Book 1, Ch. 107 “Yasmine” — October 12, 2032: Two Weeks after Detonation
POV: Yasmine Bahrami · Location: Yasmine’s kitchen
Yasmine drinks black coffee at her kitchen island and reflects on the turnaround since she drove to Gilroy to borrow Dave’s cameras and drones at her lowest point — unemployable, burning savings, badmouthed by a former editor. Her Patreon is overflowing; CNN and Fox have made offers she turned down (too biased, wrong format — she wants investigative work, not talking-head). She has a shortlist of twelve wish-list topics to pitch networks; Dave is ready to produce if she starts her own channel. A first-class ticket to New York for Inside Scoop with Dani Martin (2M average Friday viewers) sits on the counter. Her band buzzes: her father, video-on (rare). Fearing disapproval, she answers “Baba joon.” He apologizes — “khoshgelam” — for pushing her into medicine instead of supporting her own path; her mother (who died having asked him to bring Yasmine to America to escape risk of rape, whipping, imprisonment for wearing contemporary clothes) would be ashamed of him but proud of her. Yasmine is stunned speechless.

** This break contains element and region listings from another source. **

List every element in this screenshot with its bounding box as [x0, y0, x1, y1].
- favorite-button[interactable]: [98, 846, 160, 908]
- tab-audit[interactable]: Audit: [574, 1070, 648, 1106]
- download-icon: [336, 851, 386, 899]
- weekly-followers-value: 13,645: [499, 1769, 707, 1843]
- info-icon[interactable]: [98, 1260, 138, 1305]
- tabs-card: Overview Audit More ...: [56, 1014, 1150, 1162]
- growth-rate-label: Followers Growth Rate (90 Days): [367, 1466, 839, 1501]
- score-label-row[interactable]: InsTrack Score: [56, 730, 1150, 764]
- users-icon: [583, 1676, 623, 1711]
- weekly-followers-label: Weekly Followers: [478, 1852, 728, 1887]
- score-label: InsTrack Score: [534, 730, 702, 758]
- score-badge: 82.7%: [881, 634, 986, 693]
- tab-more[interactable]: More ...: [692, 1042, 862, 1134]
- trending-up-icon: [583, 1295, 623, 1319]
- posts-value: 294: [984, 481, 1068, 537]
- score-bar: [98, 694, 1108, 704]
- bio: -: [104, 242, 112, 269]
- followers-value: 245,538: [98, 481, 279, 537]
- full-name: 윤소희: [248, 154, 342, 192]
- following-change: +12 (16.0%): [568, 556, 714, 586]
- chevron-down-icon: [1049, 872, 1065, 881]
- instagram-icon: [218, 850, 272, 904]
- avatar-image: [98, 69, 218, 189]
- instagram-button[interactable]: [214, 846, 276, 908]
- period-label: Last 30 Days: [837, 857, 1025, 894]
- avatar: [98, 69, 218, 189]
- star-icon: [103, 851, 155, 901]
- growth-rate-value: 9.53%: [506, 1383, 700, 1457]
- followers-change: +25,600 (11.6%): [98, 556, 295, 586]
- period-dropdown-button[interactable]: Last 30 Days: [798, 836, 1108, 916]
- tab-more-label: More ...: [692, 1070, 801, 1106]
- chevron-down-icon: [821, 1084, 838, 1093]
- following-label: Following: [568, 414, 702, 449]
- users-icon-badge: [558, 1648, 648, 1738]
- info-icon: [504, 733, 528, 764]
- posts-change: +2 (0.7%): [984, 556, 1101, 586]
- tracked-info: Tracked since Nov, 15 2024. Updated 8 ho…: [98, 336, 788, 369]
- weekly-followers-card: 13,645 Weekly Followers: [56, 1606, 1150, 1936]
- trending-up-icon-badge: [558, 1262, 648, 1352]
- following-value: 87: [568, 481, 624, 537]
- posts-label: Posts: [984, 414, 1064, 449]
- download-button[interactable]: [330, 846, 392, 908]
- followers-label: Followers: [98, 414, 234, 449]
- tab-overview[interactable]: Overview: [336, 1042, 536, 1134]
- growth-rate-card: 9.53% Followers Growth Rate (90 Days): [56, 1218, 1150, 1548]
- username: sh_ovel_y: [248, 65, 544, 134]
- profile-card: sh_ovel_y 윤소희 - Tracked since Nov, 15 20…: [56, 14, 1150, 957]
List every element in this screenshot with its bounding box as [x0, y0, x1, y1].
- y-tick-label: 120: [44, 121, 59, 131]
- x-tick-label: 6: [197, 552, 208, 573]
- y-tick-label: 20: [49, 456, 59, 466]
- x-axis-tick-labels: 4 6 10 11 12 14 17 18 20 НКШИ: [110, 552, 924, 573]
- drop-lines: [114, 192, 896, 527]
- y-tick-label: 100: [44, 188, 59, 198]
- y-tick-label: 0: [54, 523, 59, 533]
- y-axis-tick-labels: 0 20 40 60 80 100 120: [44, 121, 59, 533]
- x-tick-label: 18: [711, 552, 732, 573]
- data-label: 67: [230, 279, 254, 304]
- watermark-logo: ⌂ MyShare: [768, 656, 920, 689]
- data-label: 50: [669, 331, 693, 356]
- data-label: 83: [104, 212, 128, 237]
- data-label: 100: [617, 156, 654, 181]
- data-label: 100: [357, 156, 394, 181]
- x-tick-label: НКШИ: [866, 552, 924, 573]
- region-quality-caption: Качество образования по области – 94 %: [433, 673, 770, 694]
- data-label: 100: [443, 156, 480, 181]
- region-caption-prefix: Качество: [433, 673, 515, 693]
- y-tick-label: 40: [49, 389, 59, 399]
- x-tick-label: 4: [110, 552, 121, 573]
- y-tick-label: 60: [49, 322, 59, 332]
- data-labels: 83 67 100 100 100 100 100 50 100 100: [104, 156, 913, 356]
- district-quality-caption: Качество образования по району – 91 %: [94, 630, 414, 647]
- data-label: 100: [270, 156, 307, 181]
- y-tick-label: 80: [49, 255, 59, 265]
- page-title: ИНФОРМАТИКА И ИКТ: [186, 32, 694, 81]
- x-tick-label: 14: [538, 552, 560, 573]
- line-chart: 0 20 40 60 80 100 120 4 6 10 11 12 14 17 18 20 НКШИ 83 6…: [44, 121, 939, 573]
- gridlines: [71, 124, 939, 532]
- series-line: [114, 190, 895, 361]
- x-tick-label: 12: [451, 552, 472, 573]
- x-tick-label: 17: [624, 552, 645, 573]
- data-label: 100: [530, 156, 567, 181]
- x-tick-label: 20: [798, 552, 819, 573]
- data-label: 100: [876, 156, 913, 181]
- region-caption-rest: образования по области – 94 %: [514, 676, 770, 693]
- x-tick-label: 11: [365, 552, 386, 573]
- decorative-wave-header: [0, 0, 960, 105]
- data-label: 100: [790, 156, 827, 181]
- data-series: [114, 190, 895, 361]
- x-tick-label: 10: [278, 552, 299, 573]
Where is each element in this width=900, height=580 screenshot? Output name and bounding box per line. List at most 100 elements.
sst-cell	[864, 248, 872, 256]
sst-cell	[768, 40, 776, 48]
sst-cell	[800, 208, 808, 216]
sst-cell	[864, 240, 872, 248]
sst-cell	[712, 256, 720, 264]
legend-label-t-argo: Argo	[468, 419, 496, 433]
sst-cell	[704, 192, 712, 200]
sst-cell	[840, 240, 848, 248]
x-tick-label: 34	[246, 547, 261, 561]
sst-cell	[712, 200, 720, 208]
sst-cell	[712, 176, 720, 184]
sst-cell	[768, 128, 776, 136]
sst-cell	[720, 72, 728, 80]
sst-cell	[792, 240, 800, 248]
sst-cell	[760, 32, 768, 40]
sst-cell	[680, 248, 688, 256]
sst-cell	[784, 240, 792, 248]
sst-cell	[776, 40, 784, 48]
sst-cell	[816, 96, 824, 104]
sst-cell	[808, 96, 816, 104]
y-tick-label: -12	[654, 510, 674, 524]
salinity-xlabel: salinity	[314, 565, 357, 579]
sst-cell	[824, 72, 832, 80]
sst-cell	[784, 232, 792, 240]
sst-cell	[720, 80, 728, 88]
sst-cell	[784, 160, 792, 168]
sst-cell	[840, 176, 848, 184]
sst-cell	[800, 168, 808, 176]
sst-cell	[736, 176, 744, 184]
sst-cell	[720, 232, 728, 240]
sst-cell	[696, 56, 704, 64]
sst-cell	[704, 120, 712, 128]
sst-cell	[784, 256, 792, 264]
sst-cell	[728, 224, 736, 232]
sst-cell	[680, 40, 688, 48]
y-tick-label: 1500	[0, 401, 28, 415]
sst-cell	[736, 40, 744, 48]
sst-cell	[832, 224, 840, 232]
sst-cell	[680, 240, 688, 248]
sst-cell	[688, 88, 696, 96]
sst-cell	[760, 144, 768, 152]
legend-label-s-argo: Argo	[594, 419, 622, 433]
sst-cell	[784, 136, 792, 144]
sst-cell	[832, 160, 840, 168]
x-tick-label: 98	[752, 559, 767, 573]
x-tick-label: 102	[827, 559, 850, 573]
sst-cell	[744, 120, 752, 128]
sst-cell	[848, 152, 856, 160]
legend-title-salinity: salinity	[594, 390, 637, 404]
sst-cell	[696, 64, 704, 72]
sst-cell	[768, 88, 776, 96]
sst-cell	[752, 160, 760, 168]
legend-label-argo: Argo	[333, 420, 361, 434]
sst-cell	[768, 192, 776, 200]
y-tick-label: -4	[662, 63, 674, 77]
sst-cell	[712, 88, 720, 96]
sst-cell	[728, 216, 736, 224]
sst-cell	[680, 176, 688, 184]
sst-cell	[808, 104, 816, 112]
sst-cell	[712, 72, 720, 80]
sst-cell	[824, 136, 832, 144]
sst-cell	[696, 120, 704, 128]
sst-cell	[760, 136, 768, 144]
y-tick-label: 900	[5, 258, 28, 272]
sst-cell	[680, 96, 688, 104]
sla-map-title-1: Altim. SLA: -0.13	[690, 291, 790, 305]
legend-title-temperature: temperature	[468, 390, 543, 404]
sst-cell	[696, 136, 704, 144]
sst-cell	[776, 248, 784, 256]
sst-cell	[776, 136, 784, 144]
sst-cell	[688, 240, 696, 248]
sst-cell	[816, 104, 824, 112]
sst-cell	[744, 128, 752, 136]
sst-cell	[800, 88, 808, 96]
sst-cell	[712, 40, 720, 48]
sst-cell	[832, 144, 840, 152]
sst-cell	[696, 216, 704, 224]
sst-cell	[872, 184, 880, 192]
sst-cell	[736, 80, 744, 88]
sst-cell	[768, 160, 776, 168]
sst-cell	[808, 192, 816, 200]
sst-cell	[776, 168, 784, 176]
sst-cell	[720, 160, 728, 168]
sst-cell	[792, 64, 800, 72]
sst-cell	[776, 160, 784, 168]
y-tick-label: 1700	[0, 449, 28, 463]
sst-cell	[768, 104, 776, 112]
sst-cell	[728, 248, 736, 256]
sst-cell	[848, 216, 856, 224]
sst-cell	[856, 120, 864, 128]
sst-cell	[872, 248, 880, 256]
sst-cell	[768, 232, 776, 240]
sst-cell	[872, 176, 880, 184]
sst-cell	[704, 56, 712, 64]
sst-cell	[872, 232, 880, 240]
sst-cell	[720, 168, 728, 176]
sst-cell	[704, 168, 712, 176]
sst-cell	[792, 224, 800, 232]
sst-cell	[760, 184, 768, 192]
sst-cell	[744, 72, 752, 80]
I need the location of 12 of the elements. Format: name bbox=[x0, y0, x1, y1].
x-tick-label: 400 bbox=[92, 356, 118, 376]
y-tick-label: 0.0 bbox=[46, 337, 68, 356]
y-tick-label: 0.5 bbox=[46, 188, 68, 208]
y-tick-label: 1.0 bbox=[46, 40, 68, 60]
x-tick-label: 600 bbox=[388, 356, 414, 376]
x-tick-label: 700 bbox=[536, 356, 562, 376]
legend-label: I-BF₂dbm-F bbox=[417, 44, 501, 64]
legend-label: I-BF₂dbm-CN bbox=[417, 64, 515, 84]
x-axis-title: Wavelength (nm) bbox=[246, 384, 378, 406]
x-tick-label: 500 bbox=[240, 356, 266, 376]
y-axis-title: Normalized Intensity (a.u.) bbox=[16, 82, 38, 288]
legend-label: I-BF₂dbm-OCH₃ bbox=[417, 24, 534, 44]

Book 1, Ch. 108 “Lucas” — October 29, 2032: Three Weeks after Detonation
POV: Lucas Sinclair · Location: First-class airliner DC-bound; Ronald Reagan National; Pentagon
Lucas, on his first-ever flight, flies to DC for the first official meeting of the Council for AI Safety — twice rescheduled due to nationwide protests. Yasmine’s Dani Martin interview has quieted conspiracy theorists, especially after Lucas and Sam allowed her to release their names; interview requests have become his second job. A black-suit escort with sunglasses meets him with a SINCLAIR sign; a black SUV drives him twenty minutes through rush-hour traffic to the Pentagon, during which he texts Ali. Lucas feels starstruck by the Pentagon’s marble and wood interior and insecure in the conference room with eleven other Council members — scholars whose books he devoured after his parents’ accident. Dittweiler opens the first meeting, reminds the group that everything is classified and that the body’s suggestions are non-binding but have a presidential and bipartisan congressional pledge to implement, then hands the floor to “the only human being who has ever actually stopped a class-four AGI: Mr. Lucas Sinclair.” Lucas stands shakily and begins: “Today, I’m going to go through a technical deep dive into the architecture and behavior of the distributed neural network that Orchestrator created out of commodity routers…” Book ends mid-presentation.